Maar Paulus zegt dat hij deze beloften zou ontvangen, gerechtvaardigd door het geloof. Zonder geloof in Jezus Christus de Messias, zou het rechtvaardig zijn als ook hij weggevaagd zou worden van de aarde. Zonder geloof in Jezus Christus zou het rechtvaardig zijn als Mozes en Jozua en iedereen die met hen het beloofde land introkken, weggevaagd zouden worden zoals degenen die ze wegvaagden.

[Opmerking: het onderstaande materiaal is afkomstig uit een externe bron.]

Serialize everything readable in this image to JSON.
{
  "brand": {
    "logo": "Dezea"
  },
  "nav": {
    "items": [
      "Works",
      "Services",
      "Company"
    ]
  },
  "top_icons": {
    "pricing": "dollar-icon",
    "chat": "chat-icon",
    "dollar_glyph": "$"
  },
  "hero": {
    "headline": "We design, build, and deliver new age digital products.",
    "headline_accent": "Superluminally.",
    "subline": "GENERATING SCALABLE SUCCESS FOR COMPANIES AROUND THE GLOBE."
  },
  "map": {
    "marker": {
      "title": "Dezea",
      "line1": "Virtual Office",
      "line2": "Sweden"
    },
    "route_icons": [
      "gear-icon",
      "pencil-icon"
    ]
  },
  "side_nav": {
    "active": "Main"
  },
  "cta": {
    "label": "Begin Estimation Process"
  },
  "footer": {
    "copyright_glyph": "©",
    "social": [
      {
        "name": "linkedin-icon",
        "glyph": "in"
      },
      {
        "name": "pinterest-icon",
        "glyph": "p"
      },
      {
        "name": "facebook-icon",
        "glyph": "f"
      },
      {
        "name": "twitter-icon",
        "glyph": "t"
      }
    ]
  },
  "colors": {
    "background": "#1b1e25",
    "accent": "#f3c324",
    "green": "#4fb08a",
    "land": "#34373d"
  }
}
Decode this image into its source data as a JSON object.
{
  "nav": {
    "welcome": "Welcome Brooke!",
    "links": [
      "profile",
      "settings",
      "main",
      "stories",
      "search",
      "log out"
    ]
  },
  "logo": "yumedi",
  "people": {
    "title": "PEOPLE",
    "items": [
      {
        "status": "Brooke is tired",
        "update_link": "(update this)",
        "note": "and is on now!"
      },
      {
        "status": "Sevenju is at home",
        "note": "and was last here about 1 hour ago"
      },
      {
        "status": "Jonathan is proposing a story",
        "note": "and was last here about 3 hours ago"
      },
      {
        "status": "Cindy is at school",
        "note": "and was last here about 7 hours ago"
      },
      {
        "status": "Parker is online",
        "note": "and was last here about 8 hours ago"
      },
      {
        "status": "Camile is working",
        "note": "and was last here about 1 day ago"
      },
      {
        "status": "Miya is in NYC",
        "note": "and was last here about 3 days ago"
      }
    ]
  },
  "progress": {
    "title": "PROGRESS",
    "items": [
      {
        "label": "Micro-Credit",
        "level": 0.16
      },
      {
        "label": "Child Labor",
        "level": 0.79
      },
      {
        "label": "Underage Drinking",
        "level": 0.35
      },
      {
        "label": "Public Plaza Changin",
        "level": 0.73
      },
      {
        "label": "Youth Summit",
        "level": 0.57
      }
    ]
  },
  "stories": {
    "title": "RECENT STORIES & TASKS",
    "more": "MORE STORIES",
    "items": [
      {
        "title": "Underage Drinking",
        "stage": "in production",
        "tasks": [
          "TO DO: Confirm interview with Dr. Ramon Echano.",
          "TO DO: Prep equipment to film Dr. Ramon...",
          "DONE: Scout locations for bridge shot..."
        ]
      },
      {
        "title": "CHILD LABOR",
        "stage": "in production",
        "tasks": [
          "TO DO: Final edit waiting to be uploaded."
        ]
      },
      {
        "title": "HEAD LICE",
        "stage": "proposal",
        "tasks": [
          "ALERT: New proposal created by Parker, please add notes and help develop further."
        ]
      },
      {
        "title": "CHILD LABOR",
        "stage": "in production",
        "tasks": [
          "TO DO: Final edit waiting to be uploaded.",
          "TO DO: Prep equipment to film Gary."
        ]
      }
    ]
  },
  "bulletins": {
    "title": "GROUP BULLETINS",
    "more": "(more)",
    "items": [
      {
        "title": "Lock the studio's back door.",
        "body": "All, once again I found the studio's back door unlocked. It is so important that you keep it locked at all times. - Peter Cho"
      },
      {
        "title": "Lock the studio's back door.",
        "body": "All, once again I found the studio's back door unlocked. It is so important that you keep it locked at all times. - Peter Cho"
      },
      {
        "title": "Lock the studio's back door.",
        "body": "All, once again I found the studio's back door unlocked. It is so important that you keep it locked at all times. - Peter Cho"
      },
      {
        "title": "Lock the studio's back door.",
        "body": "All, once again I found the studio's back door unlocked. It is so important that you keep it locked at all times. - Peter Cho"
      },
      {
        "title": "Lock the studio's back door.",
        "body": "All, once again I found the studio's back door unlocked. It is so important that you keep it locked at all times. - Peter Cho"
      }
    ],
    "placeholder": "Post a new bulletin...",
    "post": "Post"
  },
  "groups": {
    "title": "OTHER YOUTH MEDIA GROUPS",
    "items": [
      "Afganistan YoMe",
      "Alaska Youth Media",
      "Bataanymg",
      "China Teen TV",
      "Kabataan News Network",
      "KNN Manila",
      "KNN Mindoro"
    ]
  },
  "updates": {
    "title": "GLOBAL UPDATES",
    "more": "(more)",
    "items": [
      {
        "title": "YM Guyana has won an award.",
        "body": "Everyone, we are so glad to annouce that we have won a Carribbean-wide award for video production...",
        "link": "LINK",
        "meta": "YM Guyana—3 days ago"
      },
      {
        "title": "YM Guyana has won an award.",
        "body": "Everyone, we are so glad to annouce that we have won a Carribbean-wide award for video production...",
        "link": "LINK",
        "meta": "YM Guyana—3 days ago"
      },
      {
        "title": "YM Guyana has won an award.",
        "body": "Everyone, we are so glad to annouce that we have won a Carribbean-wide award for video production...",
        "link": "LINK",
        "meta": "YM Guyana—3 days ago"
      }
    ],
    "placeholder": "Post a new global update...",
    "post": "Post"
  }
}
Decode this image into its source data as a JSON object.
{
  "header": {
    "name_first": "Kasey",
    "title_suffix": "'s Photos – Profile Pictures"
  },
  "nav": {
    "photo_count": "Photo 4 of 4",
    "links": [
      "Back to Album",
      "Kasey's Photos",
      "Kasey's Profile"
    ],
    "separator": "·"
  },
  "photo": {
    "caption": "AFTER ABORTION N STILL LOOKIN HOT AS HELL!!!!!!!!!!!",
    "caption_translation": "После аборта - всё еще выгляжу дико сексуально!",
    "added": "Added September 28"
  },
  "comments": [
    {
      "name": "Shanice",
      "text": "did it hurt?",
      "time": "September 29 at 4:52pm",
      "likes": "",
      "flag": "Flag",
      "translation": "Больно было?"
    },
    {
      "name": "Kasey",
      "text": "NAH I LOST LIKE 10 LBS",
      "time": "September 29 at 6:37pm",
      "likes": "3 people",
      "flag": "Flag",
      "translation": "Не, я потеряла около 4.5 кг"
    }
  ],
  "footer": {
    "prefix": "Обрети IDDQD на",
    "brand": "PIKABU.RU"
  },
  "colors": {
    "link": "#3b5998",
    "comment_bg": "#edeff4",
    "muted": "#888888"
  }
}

En zonder geloof in Jezus Christus de Messias, is het rechtvaardig als ook vandaag zowel ongelovige Joden als Palestijnen (die op hun beurt, ook zonder Christus, in de Koran een verwrongen beeld hebben gekregen van de landbelofte in de Thora) uit dat land gespuwd worden. Dat is de terechte Oud Testamentische waarschuwing voor iedereen in dat stukje land, en voor iedereen op de hele aarde:
U mag uzelf niet verontreinigen met al die dingen, want de heidenvolken die Ik vóór u uit ga verdrijven, hebben zich met al die dingen verontreinigd, 25 zodat het land onrein geworden is. Ik zal het zijn ongerechtigheid vergelden, zodat het land zijn bewoners zal uitspuwen. 26 Maar ú moet Mijn verordeningen en Mijn bepalingen in acht nemen. U mag geen enkele van die gruweldaden doen, de ingezetene van het land niet, en ook de vreemdeling niet die in uw midden verblijft. 27 Want de mensen in dit land die er vóór u waren, hebben al die gruweldaden gedaan, zodat het land onrein geworden is. 28 Laat het land u niet uitspuwen, omdat u het verontreinigt, zoals het het heidenvolk dat er vóór u was, uitgespuwd heeft. (Leviticus 18:24-28)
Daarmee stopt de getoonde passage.